We led a workshop titled Design interactive technology that changes how you feel about your body and activates you physically in XXII Semana de la Ciencia y la Innovación de Madrid, organized by the Community of Madrid through the Fundación para el Conocimiento madri+d.
This participatory workshop focuses on exploring and designing in groups sensory technology to promote physical activity. In the workshop, participants are invited to explore how certain sensations of some materials and technologies affect the perception of our body and invite us to move (to be physically active, for example). Designs made in our lab will be tested and we will reflect as a group on what works and what doesn’t for each of us when it comes to getting active and engaging in physical activity. In addition, we will co-design adaptations or even new designs using the materials and sensory technology.
We were featured in Órbita Laika, the TV program! Abracadabra was Episode 2 of Season 8 and focused on revealing how science creates illusions that defy our perception. We shared an overview of our experiments and prototypes for sensory-driven Body Transformation Experiences.
As defined by themselves, Órbita Laika is a TV program that disseminates fun science for all audiences. Órbita Laika has been exploring the magic of science for eight seasons with a variety of topics and all kinds of curiosities from experts who help viewers understand their environment and open their minds to new experiences and knowledge.
The presentations concerned movement-based interaction, from different perspectives: user-centered and participatory design studies, interactive machine learning tools and applications covering arts (dance and music), education and health.
Ana’s keynote led the theme of Learning or Re-learning Movements and presented an overview of sound-driven body transformation experiences.
During the 2022 European Researcher’s Night in Madrid, Ana Tajadura-Jiménez participated in Teatro y ciencia: más allá del bienestar (Theater and Science: beyond well-being).
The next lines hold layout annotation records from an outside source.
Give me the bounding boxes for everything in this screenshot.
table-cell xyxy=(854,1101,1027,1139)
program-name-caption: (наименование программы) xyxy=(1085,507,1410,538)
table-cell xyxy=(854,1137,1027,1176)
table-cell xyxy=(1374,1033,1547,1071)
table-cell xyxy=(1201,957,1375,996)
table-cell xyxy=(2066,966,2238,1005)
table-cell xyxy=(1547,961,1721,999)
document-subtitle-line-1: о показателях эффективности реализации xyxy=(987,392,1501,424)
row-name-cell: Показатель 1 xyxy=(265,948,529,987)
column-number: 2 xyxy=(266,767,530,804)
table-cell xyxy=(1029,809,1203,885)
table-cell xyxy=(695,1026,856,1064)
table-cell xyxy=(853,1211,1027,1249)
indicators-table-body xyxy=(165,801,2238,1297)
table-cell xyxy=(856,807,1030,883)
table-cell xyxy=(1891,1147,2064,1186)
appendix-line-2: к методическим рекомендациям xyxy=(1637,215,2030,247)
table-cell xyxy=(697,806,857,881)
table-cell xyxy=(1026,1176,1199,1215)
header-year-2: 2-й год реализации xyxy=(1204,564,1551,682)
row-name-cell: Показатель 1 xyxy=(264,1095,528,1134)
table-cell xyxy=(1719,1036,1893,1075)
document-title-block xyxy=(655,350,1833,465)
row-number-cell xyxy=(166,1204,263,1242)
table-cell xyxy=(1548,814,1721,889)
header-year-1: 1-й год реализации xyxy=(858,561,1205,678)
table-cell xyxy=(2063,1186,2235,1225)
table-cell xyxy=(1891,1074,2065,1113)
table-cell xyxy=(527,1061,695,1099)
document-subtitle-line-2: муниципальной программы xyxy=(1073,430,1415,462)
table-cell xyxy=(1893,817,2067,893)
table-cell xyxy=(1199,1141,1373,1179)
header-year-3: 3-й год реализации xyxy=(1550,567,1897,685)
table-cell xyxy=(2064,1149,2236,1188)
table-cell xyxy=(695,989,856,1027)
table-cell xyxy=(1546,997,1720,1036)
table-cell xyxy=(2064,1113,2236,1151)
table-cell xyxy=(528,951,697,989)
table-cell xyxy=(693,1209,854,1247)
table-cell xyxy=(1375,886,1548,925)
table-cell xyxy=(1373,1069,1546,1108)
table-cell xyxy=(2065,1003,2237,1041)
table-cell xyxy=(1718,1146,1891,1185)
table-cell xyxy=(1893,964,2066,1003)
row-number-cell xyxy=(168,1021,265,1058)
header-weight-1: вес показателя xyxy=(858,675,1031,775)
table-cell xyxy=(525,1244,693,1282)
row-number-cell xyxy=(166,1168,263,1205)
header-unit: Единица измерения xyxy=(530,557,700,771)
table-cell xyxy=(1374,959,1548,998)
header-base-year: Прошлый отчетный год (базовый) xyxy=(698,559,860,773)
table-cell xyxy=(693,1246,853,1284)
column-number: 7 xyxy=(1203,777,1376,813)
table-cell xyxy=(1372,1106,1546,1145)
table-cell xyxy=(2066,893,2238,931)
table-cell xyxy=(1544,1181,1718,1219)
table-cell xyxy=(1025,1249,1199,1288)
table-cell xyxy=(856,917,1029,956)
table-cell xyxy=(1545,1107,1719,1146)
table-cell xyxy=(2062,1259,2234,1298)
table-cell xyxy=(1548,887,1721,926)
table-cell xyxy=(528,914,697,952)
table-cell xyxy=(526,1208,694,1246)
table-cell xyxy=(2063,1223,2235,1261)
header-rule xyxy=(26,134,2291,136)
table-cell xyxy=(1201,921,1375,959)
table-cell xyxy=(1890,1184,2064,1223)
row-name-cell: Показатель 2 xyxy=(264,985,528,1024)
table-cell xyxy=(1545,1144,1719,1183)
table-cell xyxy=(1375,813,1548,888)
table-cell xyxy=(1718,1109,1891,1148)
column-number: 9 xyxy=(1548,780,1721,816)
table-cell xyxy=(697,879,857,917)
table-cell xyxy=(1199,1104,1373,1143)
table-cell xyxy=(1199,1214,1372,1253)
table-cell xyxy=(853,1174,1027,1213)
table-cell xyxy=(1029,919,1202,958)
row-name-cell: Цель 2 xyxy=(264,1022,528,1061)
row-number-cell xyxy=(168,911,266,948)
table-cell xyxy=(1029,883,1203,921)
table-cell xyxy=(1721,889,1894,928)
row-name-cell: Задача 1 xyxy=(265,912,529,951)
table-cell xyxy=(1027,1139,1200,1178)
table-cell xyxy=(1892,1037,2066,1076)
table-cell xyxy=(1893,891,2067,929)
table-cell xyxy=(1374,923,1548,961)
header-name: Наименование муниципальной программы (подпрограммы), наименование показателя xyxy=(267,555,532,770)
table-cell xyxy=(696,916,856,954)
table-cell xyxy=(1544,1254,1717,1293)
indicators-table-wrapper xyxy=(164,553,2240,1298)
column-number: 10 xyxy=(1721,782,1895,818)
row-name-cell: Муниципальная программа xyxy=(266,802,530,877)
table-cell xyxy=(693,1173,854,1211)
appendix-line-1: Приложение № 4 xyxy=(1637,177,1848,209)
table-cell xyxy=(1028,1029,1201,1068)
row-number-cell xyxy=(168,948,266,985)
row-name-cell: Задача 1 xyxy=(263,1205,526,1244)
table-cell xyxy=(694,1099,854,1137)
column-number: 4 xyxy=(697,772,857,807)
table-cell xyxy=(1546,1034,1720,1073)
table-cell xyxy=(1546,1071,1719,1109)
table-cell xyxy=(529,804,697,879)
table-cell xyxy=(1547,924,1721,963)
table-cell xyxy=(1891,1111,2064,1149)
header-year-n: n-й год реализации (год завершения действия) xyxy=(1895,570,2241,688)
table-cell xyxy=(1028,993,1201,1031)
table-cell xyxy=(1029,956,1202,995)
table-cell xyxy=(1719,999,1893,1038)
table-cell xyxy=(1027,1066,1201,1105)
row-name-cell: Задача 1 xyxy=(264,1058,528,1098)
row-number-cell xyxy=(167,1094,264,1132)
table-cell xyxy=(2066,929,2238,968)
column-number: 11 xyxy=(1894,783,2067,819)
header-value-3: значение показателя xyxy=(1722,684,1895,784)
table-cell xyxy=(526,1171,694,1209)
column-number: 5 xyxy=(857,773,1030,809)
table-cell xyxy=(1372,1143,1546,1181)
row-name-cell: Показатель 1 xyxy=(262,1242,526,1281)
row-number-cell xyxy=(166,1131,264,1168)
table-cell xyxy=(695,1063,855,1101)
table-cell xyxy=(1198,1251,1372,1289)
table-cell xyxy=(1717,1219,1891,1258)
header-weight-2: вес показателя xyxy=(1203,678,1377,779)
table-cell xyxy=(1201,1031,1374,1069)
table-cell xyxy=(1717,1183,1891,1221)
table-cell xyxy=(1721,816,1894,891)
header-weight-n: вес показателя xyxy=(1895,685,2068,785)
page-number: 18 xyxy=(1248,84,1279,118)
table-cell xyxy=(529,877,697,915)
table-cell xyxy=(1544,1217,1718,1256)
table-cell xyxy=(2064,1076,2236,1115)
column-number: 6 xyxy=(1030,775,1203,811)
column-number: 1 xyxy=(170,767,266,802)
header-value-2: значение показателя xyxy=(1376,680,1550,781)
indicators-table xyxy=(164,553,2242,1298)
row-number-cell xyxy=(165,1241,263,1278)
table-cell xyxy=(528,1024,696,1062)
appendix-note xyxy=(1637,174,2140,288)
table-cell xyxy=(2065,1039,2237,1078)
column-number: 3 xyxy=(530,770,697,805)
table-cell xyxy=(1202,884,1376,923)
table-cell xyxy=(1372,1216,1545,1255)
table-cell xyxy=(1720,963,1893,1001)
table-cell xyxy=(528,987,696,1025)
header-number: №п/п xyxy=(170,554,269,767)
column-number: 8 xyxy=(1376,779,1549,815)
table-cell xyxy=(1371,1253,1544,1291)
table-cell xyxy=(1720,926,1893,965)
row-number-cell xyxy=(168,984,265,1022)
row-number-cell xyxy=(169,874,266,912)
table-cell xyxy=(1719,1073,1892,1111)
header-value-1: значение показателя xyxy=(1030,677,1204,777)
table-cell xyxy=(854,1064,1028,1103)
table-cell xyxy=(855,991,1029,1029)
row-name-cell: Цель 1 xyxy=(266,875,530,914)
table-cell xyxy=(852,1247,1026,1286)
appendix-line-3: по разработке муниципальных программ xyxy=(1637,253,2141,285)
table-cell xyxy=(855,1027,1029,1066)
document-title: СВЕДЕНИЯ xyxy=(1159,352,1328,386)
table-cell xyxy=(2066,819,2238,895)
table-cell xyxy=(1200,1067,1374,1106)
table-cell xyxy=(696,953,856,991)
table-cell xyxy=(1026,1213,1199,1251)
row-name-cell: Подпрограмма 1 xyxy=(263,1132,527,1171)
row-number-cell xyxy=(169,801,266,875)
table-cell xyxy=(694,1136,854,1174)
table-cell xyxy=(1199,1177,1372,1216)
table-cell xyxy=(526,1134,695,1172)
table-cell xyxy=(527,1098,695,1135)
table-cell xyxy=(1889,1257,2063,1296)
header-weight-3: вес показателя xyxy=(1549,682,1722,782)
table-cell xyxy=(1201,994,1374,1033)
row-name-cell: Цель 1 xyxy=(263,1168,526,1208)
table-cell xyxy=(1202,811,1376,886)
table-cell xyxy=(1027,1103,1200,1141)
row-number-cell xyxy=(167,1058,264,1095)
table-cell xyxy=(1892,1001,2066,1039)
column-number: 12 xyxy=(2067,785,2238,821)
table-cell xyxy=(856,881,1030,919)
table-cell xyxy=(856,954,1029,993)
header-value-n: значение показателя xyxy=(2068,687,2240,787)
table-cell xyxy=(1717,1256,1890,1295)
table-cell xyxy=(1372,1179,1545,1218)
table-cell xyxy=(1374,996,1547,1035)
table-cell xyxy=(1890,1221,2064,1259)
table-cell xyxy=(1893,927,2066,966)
This event was a popular science show focused on various aspects related to our well-being, such as water, pollution caused by airplanes, the health of our cells and the impact of technology on the perception of our body. This event alternated theatrical scenes with talks by UC3M research staff on UC3M scientific projects funded by the European Research Council (ERC).
The talk by Ana was titled Tecnologías para experiencias sensoriales de transformación del cuerpo y aplicaciones para la salud (Technologies for sensory-driven body-transformation experiences and health applications).